Syria's powerful and monied elite have long had a complicated history with the regime. The rich and powerful industrialists, merchants and factory owners are mostly secular Sunni Muslims, mainly from families who were largely allowed to operate in Aleppo, Syria's economic engine, and in Damascus, without government interference while the Assad family's Alawite sect, an offshoot of Shiite Islam, kept its grip on political power.
When the uprising against his rule erupted in March 2011, most stuck by the president. That support has been strained by two years of bloodshed that has killed an estimate 70,000 people and disrupted business and life. But many deeply distrust the rebels because of the strength of Islamic hardliners and the lack of a cohesive leadership.
"With the fighting ripping apart the social fabric of cities, the elite is increasingly very confused because they can't support the regime any more but also cannot embrace the rebels, who are looking to take over their properties," said Joshua Landis, a Syria expert at the University of Oklahoma.
Syria's urban elite has been concentrated in the northern city of Aleppo and the capital Damascus. Most of the rebels come from the underdeveloped countryside — poor, religiously conservative and angry over years of economic marginalization they say was enforced by the old merchant families and regime-linked industrialists.
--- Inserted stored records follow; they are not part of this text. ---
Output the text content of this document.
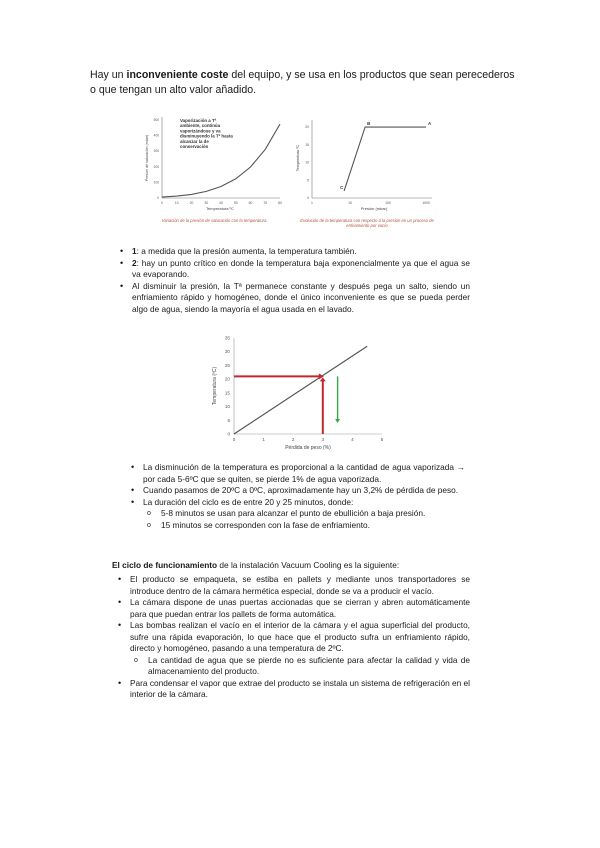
Hay un inconveniente coste del equipo, y se usa en los productos que sean perecederos o que tengan un alto valor añadido.

0
100
200
300
400
500
0	10	20	30	40	50	60	70	80
Vaporización a Tª ambiente, continúa vaporizándose y va disminuyendo la Tª hasta alcanzar la de conservación
Temperatura ºC
Presión de saturación (mbar)
Variación de la presión de saturación con la temperatura
0
5
10
15
20
1	10	100	1000
C
B	A
Presión (mbar)
Temperatura ºC
Evolución de la temperatura con respecto a la presión en un proceso de enfriamiento por vacío
• 1: a medida que la presión aumenta, la temperatura también.
• 2: hay un punto crítico en donde la temperatura baja exponencialmente ya que el agua se va evaporando.
• Al disminuir la presión, la Tª permanece constante y después pega un salto, siendo un enfriamiento rápido y homogéneo, donde el único inconveniente es que se pueda perder algo de agua, siendo la mayoría el agua usada en el lavado.
0
5
10
15
20
25
30
35
0	1	2	3	4	5
Pérdida de peso (%)
Temperatura (ºC)
• La disminución de la temperatura es proporcional a la cantidad de agua vaporizada → por cada 5-6ºC que se quiten, se pierde 1% de agua vaporizada.
• Cuando pasamos de 20ºC a 0ºC, aproximadamente hay un 3,2% de pérdida de peso.
• La duración del ciclo es de entre 20 y 25 minutos, donde:
o 5-8 minutos se usan para alcanzar el punto de ebullición a baja presión.
o 15 minutos se corresponden con la fase de enfriamiento.

El ciclo de funcionamiento de la instalación Vacuum Cooling es la siguiente:

• El producto se empaqueta, se estiba en pallets y mediante unos transportadores se introduce dentro de la cámara hermética especial, donde se va a producir el vacío.
• La cámara dispone de unas puertas accionadas que se cierran y abren automáticamente para que puedan entrar los pallets de forma automática.
• Las bombas realizan el vacío en el interior de la cámara y el agua superficial del producto, sufre una rápida evaporación, lo que hace que el producto sufra un enfriamiento rápido, directo y homogéneo, pasando a una temperatura de 2ºC.
o La cantidad de agua que se pierde no es suficiente para afectar la calidad y vida de almacenamiento del producto.
• Para condensar el vapor que extrae del producto se instala un sistema de refrigeración en el interior de la cámara.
The first waves of the elite leaving came last year, from Aleppo and the central city of Homs. Now, industrial zones in those cities packed with textile, plastics, pharmaceutical and cosmetics manufacturers stand virtually deserted.
Aleppo, the country's largest city, became a battle zone last summer when the rebels launched an offensive there. Since then, it has been torn apart by months of grinding urban warfare that has devastated the city and left it carved into rebel- and regime-held zones.
Even before the fighting started in Aleppo, businessmen say rebel fighters from the countryside came to factories demanding the owners pay up.
The owner of an Aleppo plastics factory said that about a year ago, rebels came and told him, "You need to support our revolution or your factory will burn down." He negotiated with them and they walked out with a safe containing 400,000 Syrian pounds, about $5,700.
Three months later, he locked the factory doors and moved to the United States, managing his businesses from there. He spoke on condition he be identified only by his first name, George, fearing harassment of his family and his associates, who still travel to Syria from Lebanon and Turkey.
George and his father, who has moved to Turkey to set up a business, pay rent on an apartment in Beirut for George's sister, he said.
George said the "class component" of the revolution became impossible to ignore. To the rebels, "there was 100 percent correlation between the regime and the rich," he said. "Having money meant you were in bed with the regime."
Few industrialists in Damascus and Aleppo have entirely shut down their business, choosing instead to run them remotely in hopes fighting will subside and they can return.
"For us to go back, the government would have to win this decisively and put business where they were," George said.
Most of the business community is in a "wait and see mode," said Ayham Kamel, a Middle East analyst at the Eurasia Group in London.
"The Syrian business community still views its role in the rebuilding Syria as vital," Kamel said. "There is a prevalent thought among the elite that they will return and re-establish their business enterprises once the war is over."